Aquel día, como digo, había sido horrible. Tuve un percance con una clienta descontenta y casi me despiden. Dejé mi coche en el parking, ese coche que a penas podía pagar en esa plaza de aparcamiento que debía abandonar a final de mes.

Era bastante tarde y no había nadie. El chico de seguridad estaba enfrascado en una discusión telefónica y ni siquiera me miró cuando lo saludé con la mano. Me dirigí al ascensor y entonces lo escuché. Unos pasos lentos y acompasados a mi ritmo.
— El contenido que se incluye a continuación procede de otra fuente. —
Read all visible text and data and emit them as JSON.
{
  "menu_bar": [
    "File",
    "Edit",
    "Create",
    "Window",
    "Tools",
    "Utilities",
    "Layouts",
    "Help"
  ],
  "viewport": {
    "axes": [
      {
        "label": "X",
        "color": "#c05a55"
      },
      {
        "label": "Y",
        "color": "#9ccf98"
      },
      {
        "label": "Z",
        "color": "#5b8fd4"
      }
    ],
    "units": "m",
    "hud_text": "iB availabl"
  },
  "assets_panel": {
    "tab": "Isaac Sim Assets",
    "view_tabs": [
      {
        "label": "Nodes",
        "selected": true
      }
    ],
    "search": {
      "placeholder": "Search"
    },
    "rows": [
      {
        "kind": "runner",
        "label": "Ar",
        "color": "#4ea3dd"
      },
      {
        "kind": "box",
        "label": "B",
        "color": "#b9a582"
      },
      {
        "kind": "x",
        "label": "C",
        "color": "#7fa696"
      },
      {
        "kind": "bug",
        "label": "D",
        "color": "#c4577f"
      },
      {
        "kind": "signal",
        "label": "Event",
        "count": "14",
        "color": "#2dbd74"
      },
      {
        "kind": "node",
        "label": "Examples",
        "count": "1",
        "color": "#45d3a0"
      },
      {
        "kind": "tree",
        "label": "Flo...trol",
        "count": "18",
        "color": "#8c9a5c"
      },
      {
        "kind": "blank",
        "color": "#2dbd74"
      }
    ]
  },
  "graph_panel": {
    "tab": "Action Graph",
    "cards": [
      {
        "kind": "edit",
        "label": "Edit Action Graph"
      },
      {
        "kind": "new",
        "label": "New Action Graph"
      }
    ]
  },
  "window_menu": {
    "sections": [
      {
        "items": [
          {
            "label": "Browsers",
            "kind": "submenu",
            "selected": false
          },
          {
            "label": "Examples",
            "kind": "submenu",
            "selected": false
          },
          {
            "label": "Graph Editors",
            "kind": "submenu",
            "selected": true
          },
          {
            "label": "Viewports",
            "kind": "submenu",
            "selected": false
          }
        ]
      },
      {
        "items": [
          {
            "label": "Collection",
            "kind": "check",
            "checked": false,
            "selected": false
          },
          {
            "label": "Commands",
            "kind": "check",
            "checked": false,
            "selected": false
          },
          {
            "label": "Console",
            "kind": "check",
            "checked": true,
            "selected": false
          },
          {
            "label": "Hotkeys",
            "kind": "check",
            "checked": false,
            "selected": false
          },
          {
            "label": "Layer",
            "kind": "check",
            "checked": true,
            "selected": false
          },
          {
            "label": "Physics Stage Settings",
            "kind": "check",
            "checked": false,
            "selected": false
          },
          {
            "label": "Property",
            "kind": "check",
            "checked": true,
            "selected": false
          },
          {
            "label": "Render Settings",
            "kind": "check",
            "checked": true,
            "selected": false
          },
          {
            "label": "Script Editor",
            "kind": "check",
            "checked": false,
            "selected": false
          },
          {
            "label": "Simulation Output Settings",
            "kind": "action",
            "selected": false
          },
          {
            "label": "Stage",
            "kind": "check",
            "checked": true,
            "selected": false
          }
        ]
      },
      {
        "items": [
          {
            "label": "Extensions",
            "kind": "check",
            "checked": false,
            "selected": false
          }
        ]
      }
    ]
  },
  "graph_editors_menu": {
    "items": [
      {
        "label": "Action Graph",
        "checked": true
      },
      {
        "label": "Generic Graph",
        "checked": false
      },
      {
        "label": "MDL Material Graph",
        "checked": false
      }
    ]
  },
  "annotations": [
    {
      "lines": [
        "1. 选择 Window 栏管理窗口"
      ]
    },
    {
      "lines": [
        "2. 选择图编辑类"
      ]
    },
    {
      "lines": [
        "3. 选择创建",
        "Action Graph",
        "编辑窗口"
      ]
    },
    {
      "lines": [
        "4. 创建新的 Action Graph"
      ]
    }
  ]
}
Al principio me pareció el eco, pero pronto descubrí que no era así. Aceleré el ritmo sintiéndome un poco inquieto. No quería mirar hacia atrás. Quise  pensar que todo eran paranoias mías, que tal vez sólo era otro usuario del parking que regresaba a su casa. Pero él me seguía a mí. Me detuve con la excusa de sacar un cigarrillo y él se detuvo también. Aquello me dio muy mala espina así que giré en redondo, con la mirada más amenazante que pude encontrar entre el hormigueo de sueño de mis ojos. Tras de mí sólo había sombras y coches oscuros durmiendo entre la humedad. Aspiré hondo y traté de calmarme. Pero no lo logré. Seguí caminando deprisa para alcanzar el ascensor que ya estaba muy cerca y los pasos siguieron sonando tras de mí.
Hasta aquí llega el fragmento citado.